Top AI leaders are begging people not to use Moltbook, a social media platform for AI agents: It’s a ‘disaster waiting to happen’ | Fortune

It turns out that what is billed as a “front page of the agent internet” is mostly just a hall of mirrors.

While Moltbook has marketed itself as a thriving ecosystem of 1.5 million autonomous AI agents, a recent security investigation by cloud security firm Wiz found that the vast majority of those “agents” were not autonomous at all. According to Wiz’s analysis, roughly 17,000 humans controlled the platform’s agents, an average of 88 agents per person, with no real safeguards preventing individuals from creating and launching massive fleets of bots.

“The platform had no mechanism to verify whether an ‘agent’ was actually AI or just a human with a script,” Gal Nagli, head of threat exposure at Wiz, wrote in a blog post. “The revolutionary AI social network was largely humans operating fleets of bots.”
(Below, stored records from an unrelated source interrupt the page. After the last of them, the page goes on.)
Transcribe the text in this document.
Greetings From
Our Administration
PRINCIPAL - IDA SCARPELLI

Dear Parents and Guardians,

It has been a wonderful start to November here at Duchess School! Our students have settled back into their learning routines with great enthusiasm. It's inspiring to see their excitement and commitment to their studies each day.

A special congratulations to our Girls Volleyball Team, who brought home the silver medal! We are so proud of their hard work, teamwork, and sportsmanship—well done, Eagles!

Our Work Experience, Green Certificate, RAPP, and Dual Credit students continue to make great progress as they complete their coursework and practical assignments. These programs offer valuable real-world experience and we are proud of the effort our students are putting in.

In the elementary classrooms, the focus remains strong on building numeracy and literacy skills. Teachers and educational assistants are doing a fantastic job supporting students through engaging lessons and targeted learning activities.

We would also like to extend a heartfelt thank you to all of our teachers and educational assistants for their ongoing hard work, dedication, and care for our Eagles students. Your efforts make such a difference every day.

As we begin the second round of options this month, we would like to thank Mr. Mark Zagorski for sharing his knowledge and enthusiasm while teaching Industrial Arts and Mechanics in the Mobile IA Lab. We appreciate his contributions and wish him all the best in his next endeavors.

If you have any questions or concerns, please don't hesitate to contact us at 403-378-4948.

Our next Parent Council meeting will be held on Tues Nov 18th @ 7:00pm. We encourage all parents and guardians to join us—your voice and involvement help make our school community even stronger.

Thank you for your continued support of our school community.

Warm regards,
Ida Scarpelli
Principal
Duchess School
That finding alone could puncture the mythos that admirers built around Moltbook over the weekend. But the more serious problem, researchers say, is what it means for security.

Wiz found that Moltbook’s back-end database had been set up so that anyone on the internet, not just logged-in users, could read from and write to the platform’s core systems. That means outsiders can access sensitive data, including API keys for 1.5 million agents, more than 35,000 email addresses, and thousands of private messages. Some of those messages even contained the full raw credentials for third-party services, such as OpenAI API keys. The Wiz researchers confirmed they could change live posts on the site, meaning an attacker can insert new content into Moltbook itself.